Some people will argue that banks are huge institutions that have tons of money and issue unfair terms. I am sympathetic to this point of view, but when you enter into an agreement with them, you agree to these terms. The bank can’t break those terms and you shouldn’t either. If we don’t like how banks work, we should change the law. (I support this wholeheartedly).
Well…also presuming what you said you were going to do has a net benefit to humanity or is not inherently unethical. I mean Hitler did a pretty good job of doing what he said he would do.

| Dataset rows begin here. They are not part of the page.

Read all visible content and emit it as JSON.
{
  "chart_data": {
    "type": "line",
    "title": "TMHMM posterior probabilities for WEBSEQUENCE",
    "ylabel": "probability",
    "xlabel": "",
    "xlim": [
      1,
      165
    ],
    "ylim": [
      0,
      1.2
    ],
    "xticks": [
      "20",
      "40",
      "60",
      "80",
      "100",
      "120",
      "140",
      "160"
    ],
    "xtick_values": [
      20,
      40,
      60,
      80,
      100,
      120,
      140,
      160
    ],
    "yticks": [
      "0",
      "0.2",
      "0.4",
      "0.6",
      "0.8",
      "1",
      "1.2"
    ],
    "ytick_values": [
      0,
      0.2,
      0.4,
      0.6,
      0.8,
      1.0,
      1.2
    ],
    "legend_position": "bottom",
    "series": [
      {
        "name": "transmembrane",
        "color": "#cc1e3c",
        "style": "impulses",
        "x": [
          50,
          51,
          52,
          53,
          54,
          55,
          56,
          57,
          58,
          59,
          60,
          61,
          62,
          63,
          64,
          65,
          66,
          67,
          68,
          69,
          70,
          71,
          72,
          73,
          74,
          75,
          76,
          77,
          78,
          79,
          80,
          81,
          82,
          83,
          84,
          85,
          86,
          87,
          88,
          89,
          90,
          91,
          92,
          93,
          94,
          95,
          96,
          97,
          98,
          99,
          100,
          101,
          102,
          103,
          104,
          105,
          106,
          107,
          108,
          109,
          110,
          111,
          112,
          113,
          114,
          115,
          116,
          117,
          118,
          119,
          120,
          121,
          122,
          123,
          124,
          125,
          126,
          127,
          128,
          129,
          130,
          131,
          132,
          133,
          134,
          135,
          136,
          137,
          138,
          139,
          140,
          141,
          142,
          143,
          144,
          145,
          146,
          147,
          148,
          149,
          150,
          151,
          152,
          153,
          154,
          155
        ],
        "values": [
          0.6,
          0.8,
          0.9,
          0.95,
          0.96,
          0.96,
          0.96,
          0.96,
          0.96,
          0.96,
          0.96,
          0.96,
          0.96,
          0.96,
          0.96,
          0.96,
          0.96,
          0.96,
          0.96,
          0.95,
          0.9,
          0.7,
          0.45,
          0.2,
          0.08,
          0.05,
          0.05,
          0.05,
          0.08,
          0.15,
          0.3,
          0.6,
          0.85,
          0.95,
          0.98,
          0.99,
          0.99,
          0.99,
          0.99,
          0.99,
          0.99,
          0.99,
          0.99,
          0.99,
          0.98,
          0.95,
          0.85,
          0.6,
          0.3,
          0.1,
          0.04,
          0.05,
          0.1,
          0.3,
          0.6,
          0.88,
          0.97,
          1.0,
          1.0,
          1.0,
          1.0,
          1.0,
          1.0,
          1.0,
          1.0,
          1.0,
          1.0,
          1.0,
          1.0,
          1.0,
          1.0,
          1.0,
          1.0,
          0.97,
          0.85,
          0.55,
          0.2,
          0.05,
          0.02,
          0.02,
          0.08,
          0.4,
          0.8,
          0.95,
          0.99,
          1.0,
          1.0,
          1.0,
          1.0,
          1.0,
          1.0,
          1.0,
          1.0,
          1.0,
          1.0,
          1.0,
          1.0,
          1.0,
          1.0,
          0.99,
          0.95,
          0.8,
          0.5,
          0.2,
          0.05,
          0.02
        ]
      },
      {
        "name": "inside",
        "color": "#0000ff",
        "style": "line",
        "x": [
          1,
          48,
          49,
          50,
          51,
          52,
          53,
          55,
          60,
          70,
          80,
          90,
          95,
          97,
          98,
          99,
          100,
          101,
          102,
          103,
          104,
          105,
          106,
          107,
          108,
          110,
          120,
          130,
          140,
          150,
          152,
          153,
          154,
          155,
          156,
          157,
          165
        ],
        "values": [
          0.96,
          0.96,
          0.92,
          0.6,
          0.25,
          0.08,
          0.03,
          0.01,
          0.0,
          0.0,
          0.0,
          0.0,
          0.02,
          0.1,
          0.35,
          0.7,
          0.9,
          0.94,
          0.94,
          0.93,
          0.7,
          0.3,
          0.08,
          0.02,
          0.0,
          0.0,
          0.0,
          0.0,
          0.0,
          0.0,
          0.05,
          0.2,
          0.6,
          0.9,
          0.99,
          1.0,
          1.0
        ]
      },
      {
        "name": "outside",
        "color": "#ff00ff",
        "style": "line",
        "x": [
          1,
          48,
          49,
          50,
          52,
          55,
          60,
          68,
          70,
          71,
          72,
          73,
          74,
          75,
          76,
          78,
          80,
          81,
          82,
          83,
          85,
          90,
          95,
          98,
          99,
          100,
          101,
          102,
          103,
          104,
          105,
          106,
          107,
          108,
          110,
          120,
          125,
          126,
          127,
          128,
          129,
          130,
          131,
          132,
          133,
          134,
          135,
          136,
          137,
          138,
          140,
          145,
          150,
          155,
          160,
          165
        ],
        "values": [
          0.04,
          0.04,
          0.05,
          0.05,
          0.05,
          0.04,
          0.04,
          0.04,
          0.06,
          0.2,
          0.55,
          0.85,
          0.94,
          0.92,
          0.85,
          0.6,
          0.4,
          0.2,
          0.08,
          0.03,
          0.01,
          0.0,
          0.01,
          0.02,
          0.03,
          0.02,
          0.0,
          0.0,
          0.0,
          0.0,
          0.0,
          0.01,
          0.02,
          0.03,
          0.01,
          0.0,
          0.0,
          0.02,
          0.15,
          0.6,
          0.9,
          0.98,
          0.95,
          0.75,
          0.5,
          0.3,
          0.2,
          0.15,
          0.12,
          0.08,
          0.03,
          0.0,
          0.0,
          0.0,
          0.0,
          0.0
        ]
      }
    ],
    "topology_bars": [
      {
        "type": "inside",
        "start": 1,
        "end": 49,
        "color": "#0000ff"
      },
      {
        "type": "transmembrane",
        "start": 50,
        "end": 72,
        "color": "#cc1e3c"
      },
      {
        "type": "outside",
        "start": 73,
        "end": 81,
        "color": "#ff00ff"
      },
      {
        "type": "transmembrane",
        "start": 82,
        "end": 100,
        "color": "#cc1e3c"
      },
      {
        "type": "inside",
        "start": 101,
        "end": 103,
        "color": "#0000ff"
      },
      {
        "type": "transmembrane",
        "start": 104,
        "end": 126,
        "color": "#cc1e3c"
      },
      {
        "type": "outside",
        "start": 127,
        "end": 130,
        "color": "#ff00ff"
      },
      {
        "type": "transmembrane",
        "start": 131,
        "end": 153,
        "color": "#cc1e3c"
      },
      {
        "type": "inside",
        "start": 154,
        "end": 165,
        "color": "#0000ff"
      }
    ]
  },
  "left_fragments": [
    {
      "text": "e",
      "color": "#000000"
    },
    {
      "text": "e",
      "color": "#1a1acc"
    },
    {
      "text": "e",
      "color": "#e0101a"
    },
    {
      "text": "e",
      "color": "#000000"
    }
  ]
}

IMHO, business ethics falls under several categories:
The business is providing a service that is legitimate and legal. That is to say, the business is not a scam, front or “racket”. Bernie Madoff is an example of a business that failed this sort of ethical test. So was Theranos. These companies never provided a legitimate product.
The firm is conducting business in a manner that not intentionally corrupt, misleading, harmful or predatory. This can get a little fuzzy as companies can have an advantage due to technology, economies of scale or superior business models that allows them to outcompete other firms without being inherently “unethical”.
The company has an ethical culture. Plenty of legitimate businesses have toxic or abusive cultures, which can then cast a shadow on their entire business. It’s hard to find a company where this category doesn’t go hand in hand with the other two.